One of the many fascinating things about being with Simon is seeing him get excited. His inspiration varies from giant dogs, to walking, to Baby Einstein videos. I remember growing up, the excitement that came from things like Christmas morning, or arriving for that annual visit to an amusement park. Then in my professional life, I loved the rush of excitement from doing a location shoot.

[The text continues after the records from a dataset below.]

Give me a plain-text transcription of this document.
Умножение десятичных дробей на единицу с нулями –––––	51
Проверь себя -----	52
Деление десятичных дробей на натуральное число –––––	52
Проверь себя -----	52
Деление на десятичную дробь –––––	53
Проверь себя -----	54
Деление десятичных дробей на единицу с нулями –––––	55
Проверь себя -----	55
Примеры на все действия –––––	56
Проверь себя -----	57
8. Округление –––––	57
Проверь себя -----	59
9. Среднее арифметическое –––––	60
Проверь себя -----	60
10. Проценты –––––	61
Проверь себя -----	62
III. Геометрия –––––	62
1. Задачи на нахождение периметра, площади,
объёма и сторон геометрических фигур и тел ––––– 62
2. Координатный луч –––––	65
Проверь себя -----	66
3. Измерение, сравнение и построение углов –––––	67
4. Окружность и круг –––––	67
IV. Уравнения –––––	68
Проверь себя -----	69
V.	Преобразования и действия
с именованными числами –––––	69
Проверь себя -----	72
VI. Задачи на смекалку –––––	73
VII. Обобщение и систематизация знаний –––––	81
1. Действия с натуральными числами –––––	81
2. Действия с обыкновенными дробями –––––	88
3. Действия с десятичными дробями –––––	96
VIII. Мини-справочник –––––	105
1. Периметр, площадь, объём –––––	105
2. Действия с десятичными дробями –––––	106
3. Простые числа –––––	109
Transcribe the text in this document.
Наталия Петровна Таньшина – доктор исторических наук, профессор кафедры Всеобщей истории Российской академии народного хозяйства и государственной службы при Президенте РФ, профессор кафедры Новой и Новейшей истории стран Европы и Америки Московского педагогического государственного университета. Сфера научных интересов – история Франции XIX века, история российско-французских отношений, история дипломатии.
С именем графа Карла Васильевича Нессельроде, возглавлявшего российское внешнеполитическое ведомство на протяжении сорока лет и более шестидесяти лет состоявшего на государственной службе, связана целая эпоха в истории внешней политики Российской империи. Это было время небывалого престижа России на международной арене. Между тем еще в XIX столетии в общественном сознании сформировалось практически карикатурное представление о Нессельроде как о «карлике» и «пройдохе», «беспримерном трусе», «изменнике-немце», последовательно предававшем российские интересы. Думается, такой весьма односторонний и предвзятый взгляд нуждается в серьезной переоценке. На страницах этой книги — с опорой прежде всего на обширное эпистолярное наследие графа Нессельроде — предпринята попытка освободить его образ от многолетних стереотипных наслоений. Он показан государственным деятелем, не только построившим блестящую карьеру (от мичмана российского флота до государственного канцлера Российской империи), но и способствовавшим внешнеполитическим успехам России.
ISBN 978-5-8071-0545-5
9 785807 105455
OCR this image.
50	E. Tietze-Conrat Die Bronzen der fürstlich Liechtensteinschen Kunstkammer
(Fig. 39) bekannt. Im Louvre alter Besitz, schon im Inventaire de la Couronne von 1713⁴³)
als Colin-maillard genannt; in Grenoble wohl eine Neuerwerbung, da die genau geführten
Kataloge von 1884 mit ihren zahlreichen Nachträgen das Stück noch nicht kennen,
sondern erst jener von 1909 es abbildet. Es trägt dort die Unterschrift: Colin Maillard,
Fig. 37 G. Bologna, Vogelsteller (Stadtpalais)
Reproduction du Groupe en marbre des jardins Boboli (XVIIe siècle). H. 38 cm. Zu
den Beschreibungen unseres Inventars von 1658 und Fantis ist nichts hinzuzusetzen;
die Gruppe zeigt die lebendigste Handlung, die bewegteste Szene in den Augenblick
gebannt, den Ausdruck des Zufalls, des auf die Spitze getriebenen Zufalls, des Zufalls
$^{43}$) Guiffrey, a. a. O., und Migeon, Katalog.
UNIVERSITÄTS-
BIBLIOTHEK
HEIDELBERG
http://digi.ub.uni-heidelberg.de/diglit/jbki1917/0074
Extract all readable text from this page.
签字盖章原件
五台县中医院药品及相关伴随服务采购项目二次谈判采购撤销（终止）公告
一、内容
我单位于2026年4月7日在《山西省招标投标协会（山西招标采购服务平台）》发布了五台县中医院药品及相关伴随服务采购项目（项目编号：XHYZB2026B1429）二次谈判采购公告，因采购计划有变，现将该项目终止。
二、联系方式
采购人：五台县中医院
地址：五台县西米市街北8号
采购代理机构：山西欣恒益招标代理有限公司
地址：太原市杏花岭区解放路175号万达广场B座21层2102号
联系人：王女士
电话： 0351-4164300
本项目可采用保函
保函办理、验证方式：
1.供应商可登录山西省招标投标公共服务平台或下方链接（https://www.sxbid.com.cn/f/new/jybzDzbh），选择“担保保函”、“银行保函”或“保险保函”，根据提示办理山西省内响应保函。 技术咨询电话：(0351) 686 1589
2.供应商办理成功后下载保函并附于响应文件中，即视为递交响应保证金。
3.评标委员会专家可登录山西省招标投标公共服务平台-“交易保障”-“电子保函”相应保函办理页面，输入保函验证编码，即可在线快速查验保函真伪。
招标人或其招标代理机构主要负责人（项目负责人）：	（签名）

What I've found, though, is that with time and experience comes a certain dulling of your "excitement senses." Things just don't excite you the way that they once did. It's a frightening realization, and I'm not sure what to do with it. I'm not sure what it means. Has the world become more dull? Have I become more dull? When I think about the last time I really had that tingly feeling, it was arriving at Universal with my new little family. Before that, it was in the hospital just before Simon was born. Before that, it was arriving in Hawaii. When I think about it like that, it seems like a long time to go between tingly excitement feelings.
So I ask myself, again, if it's the world being dull or me. I have to assume that it's some combination of the two. I think in the world of massive change associated with becoming a parent, I've definitely lost sight of what excites me. I haven't paid attention to what my itch is, let alone how to scratch it.
I long for that excitement, because it has been sorely lacking. I have to do a better job at making it happen, both in my personal life and in my professional life, or both when they can be combined.